Tradition : Il était une fois le funazushi

Ancêtre des sushis que nous apprécions tant aujourd’hui, ce plat suscite depuis quelque temps un regain d’intérêt.

C’est une véritable composition artistique que propose Tokuyama Hiroaki avec ses funazushi. / © felipe ribon

Tout au long de son histoire, le lac Biwa, au nord-est de Kyôto, a procuré à la capitale médiévale différents produits d’eau douce. De ce fait, il a grandement enrichi la gastronomie kyôtoïte. Parmi les spécialités locales on trouve un plat légendaire : le funazushi. C’est-à-dire l’ancêtre du sushi.
Le sushi tel qu’on le connaît, qui utilise le riz vinaigré associé aux poissons, ne date pas de si longtemps. Il est né à l’époque d’Edo au début du XIXe siècle, et s’appelait à l’époque haya-zushi (“sushi rapide”) par comparaison au sushi qui existait bien avant, un sushi à fermentation, qui nécessite une préparation de plusieurs mois. Jusqu’alors, le “sushi” était, avant tout, une méthode de conservation des protéines animales, technique jadis commune à certaines régions d’Asie du Sud-Est et du sud de la Chine. Les poissons, parfois même la viande, étaient placés dans du sel avec du riz cuit, ce qui lançait le processus de fermentation lactique. L’ingrédient utilisé et le temps de fermentation différait selon les régions, mais ce met existait déjà au VIIIe siècle, et a continué d’exister parallèlement au “nouveau sushi”.
Au bord du lac Biwa, aujourd’hui encore, quelques ateliers confectionnent ce funazushi.

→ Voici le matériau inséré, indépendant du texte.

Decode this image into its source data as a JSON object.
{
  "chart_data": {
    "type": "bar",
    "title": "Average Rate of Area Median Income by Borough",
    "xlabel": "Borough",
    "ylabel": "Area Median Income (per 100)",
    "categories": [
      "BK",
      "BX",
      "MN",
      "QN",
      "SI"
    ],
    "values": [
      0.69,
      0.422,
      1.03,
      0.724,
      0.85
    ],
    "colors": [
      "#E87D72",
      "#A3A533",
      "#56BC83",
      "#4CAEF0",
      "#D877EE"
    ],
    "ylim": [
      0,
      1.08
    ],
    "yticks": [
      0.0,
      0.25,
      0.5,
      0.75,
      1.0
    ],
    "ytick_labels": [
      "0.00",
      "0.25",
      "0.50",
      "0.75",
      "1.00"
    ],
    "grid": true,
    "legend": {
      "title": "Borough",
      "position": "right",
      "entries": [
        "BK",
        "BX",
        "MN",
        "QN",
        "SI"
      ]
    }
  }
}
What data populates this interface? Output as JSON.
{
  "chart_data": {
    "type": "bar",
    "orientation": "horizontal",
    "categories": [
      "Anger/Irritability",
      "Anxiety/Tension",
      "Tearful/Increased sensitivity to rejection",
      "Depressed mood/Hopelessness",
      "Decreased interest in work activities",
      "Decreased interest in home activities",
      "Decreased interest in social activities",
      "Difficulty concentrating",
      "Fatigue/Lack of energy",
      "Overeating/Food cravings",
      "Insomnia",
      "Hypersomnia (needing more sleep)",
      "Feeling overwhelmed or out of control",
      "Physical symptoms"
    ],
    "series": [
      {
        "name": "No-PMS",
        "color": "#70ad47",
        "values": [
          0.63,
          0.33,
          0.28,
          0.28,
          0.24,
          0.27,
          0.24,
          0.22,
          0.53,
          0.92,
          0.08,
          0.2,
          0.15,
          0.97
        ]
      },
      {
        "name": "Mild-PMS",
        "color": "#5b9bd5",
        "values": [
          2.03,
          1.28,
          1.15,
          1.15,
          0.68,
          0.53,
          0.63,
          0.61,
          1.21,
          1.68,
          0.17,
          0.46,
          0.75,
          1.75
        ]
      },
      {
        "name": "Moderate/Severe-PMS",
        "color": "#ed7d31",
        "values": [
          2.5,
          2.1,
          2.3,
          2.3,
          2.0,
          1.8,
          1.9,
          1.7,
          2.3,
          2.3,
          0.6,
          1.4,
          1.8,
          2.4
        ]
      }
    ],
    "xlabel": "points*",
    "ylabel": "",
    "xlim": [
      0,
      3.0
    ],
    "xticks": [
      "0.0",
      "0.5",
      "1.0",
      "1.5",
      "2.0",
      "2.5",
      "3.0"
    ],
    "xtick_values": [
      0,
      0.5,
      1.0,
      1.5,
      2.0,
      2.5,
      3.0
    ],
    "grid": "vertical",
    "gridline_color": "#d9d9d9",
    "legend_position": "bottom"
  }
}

Le poisson funa (poisson d’eau douce qui appartient au genre carassius), et notamment l’espèce nigorobuna, endémique du lac Biwa, est l’ingrédient de choix pour cette préparation. Les poissons sont pêchés au printemps, écaillés et vidés de leurs boyaux. On les remplit de sel et on les laisse mariner jusqu’au début de l’été.
Ils sont ensuite sortis du sel, puis fourrés et recouverts de riz cuit. Puis, on laisse la fermentation lactique agir. Ils seront prêts à consommer fin novembre-début décembre. Huit ou neuf mois de préparation sont nécessaires pour la fermentation du poisson.
Ce funazushi peut être dégusté en fines tranches (un excellent appelle-saké !), y compris la tête qui peut être consommée coupée en petits morceaux, sur du riz fraîchement cuit sur lequel on versera de l’eau chaude. Cela produit un consommé instantané et naturel, qui peut être parfumé par du wasabi. Idéal pour terminer le repas sur une note de douce quiétude… Le funazushi peut se conserver pendant un an, deux ans… Son goût évoluant.
Si depuis quelques années, l’image du funazushi s’est nettement améliorée et figure même parmi les délices de la cuisine du lac Biwa, cela n’a pas toujours été le cas. Il n’était consommé que très localement, et les gens de l’extérieur étaient facilement rebutés : pourquoi s’obliger à goûter ce “poisson fermenté” acide et qui sent fort…
Heureusement, la mode des “produits fermentés” a contribué à la remise à l’honneur du funazushi, et les efforts, dans ce sens, fournis par les producteurs de funazushi ne sont pas négligeables. L’un des précurseurs de la revalorisation de ce plat traditionnel, Tokuyama Hiroaki, tient l’auberge-restaurant Tokuyama-zushi au bord du lac Yogo, un petit lac annexe du lac Biwa, et est considéré comme expert en la matière. Non seulement il est réputé pour son funazushi d’une finesse soutenue par une parfaite maîtrise du processus de fermentation, mais aussi pour l’avoir ouvert à de nouvelles associations, à de nouveaux univers gustatifs.